Tuesday, June 19, 2018

Ashley Sterne Music of the Weak


Here are four light-weight burlesques by Ashley Sterne, republished in the Sarawak Gazette (Malaysia) on November 2, 1931.


                                                                    Music of the Weak

The following burlesques of highbrow musical criticism, written by Ashley Sterne, originally appeared in the Radio Times. — [Ed.]
 


Prelude to Act XIX of ‘The Twilight of the Dogs,’ by Schnarl Bluthund.

Born at Pudel, Pomerania, in 1886, Schnarl Bluthund received his elementary musical training at the offices of the Bach Gesellschaft, where, at the early age of fourteen, he won a scholarship entitling him to a week at Lovely Lucerne, six pairs of ladder-proof silk stockings, and a pint of winkles every Saturday night for three months.  He was subsequently sent to Paris, where he studied composition at the Pasteur Institute and decomposition at the Morgue.

His opera, in twenty-five acts, ‘The Twilight of the Dogs,’ the libretto of which is based on the stud-book of the Kennel Club, is the only work he has yet had time to perpetrate.  The entire score was written backwards, in red ink, and occupied him exclusively from half-past-three, 1904, till a quarter-to-eleven, 1925.  The work was produced on the Easy Instalment System, in 1927, at the Opera House, Dachshund, with Fraulein Peke in the role of Dalmatia and Herr Lohschen in that of Schipperke.  The Prelude to Act XIX is a vivid tone-picture of the various phases gone through by a King Charles’ spaniel suffering from an acute attack of Hall’s distemper.

The work (numbered K.9 in Dr. Kochel’s catalogue) is dedicated to Rin-Tin-Tin.


Double-Concerto for Hypodermic Syringe and Nasal Guitar, by Glaubersaltz

Although his productions are not to everybody’s taste, the name of Glaubersaltz needs no introduction to the English public, his famous ‘morceaux de salon,’ Poudre de Matin and Poudre de Soir, having been familiar to most of us from childhood.  He was originally designed for the medical profession, but the medical profession did not think much of the design, and hence he took up music instead.

His early compositions, notably the first Fantasia on the Tonic, his second Fantasia on the same theme, entitled The Mixture as Before, and his Symptomic Poem in the Gregorian Modes, all show distinct evidence of his early medical training, the scores being almost entirely illegible.

The Double-Concerto is unique among concertos in that the solo performers have nothing whatever to do during the whole course of the work.  The suggestion (thoughtfully added by the composter in a footnote to the full score) that they might occupy the time playing halma is usually adopted, though when the work is performed in America euchre is generally substituted.

Glaubersaltz received the honorary Doctorate in Music from the Billericay Bicycling Club in 1906, upon which occasion he selected for performance as his doctorial ‘exercise’ his well-known Song-Cycle (with bawl-bearings) entitled Wheel or Whoa, which is written throughout upon a dominant pedal, without a break of any sort.

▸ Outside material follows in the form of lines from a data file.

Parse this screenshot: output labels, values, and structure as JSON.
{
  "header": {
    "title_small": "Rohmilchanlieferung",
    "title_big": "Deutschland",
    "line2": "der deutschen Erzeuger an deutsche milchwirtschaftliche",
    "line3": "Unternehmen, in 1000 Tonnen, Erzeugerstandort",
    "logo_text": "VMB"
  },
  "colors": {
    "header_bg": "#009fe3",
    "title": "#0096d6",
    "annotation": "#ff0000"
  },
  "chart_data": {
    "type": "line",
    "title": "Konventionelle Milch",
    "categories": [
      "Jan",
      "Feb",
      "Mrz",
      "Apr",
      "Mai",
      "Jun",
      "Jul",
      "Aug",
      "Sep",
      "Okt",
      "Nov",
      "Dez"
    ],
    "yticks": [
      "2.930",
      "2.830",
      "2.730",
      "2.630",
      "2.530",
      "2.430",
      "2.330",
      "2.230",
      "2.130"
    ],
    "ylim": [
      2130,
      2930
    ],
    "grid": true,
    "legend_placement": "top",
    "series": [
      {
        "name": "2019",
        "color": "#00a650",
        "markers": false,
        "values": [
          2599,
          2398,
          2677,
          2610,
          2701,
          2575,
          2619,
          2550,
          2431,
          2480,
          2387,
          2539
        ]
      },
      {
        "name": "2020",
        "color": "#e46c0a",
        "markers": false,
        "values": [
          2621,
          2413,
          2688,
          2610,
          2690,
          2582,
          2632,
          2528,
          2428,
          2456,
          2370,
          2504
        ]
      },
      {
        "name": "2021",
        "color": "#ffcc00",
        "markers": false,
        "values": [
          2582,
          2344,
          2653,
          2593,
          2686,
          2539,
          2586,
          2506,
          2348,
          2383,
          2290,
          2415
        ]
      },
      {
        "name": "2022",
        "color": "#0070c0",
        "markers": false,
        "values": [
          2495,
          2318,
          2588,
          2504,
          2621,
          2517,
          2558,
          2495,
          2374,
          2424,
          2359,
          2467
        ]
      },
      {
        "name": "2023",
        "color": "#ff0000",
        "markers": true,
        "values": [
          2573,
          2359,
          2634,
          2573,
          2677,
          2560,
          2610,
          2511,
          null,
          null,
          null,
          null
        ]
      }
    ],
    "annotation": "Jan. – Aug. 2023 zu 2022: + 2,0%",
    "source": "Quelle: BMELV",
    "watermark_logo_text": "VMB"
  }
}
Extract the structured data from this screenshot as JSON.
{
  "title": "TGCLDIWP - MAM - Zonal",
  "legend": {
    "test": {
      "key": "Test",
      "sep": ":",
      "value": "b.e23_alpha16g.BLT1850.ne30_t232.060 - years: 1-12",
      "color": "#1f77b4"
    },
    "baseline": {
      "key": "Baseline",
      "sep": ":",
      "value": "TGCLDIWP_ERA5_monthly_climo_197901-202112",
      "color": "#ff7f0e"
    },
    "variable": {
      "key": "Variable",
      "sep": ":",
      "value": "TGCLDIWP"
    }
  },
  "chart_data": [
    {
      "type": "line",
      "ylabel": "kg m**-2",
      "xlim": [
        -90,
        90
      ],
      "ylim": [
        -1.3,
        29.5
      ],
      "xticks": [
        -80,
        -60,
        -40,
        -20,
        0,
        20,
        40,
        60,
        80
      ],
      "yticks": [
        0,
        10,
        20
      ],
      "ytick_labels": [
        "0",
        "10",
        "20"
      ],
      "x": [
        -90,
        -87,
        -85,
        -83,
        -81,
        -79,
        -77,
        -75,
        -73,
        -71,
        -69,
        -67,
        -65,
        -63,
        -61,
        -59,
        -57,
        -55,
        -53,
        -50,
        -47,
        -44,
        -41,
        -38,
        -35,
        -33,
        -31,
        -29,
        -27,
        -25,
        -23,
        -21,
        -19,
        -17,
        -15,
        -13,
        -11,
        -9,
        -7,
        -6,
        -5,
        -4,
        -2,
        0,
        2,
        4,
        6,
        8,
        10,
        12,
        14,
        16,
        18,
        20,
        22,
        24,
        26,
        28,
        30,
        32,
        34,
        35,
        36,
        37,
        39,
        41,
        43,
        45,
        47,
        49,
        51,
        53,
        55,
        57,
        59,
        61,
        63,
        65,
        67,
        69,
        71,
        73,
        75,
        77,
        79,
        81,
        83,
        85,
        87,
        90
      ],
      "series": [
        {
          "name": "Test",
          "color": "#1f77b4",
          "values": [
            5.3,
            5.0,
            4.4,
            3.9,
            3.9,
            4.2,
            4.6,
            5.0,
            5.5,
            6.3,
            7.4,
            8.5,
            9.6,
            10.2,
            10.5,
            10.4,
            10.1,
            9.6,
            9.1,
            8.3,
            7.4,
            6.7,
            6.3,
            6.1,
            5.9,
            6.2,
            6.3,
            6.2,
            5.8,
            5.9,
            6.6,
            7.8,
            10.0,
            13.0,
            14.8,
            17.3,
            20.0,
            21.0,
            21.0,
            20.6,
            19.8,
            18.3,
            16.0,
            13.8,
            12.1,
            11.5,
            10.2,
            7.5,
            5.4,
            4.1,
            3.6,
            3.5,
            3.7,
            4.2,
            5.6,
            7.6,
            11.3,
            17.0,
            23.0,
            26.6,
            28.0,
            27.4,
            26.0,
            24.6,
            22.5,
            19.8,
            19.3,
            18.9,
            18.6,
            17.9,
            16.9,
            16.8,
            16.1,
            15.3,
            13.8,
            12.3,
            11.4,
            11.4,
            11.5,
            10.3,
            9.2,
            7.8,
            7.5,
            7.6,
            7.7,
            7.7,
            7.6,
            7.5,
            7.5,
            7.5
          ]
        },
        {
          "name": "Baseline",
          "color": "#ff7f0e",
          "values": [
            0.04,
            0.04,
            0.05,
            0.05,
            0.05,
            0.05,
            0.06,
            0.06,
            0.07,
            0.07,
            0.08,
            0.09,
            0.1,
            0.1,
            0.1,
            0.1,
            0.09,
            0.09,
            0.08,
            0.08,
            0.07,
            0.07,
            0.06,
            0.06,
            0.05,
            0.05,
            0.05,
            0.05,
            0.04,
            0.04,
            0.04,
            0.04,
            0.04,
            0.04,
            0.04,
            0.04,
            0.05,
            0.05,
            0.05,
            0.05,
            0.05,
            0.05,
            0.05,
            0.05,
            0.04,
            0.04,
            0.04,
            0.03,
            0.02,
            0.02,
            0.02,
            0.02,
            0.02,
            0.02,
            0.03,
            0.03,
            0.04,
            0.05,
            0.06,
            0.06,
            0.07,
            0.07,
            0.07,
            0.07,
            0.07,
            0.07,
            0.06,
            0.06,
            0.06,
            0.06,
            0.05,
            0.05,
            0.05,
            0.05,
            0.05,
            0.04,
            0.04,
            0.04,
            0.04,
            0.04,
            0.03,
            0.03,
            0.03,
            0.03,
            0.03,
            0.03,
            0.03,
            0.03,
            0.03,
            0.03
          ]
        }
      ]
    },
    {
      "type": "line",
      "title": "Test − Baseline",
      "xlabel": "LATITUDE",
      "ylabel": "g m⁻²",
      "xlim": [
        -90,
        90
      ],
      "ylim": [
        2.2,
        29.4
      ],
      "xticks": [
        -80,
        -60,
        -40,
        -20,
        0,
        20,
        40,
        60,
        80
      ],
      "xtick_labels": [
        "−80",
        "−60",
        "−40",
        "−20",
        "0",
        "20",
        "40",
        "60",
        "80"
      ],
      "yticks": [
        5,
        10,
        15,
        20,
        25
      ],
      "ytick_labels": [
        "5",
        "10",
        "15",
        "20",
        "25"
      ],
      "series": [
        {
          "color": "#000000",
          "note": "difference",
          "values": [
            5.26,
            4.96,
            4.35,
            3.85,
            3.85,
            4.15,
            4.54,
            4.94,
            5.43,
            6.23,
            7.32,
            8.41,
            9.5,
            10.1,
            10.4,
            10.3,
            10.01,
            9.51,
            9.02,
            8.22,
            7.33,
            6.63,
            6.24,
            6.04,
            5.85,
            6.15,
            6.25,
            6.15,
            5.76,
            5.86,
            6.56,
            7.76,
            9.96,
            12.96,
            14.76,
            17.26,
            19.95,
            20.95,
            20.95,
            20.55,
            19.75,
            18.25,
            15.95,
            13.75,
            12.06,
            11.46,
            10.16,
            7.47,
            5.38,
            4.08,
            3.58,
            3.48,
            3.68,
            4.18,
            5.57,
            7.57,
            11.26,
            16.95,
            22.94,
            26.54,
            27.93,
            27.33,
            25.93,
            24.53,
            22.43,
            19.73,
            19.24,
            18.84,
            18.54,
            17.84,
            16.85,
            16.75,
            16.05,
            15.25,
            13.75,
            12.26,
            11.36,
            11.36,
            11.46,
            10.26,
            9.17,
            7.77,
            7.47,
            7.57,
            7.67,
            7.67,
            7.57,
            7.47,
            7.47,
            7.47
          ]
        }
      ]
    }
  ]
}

Pavane for a Sturgeon deprived of its Caviare, by Nokisblokoff

Nokisblokoff, a pupil of the famous Pushiskonkin, is a native of Splvnsk, in the province of Skjnsk, where for the years immediately following the Revolution he was organist of the Trotsky Free Prison.  Here he first gained musical notoriety by his Concertstuck of fourteen cathedral organs and the Big Bell of Moscow.  After the first (and only) performance, Trotsky rewarded the young genius by presenting him with a sentence of five years in the vodka mines at Skmtchsk, but the composer managed to escape across the frontier disguised in the uniform of a Russian butter-agent for Great Britain.


 Folderolero, by Gravel

This is a little musical jeu d’esprit written entirely on one note — a new departure for M. Gravel, whole melodies are usually constructed in intervals of semitones.  The interest and humour of the piece are derived the the gradual diminuendo from the ffff with which the work starts to the pppp with which it concludes.  Commencing with every resource of a colossal orchestra, which includes a pair of silk soxophones, M. Gravel drops out his instruments one by one until there is only a single muted hartshorn engaged and even that finishes its part with a ‘rest’ of 254 bars’ duration.

M. Gravel is, of course, the composer of the well-known Suite of Indian Love-Lyrics, entitled Ghusi-Ghusi Gandni.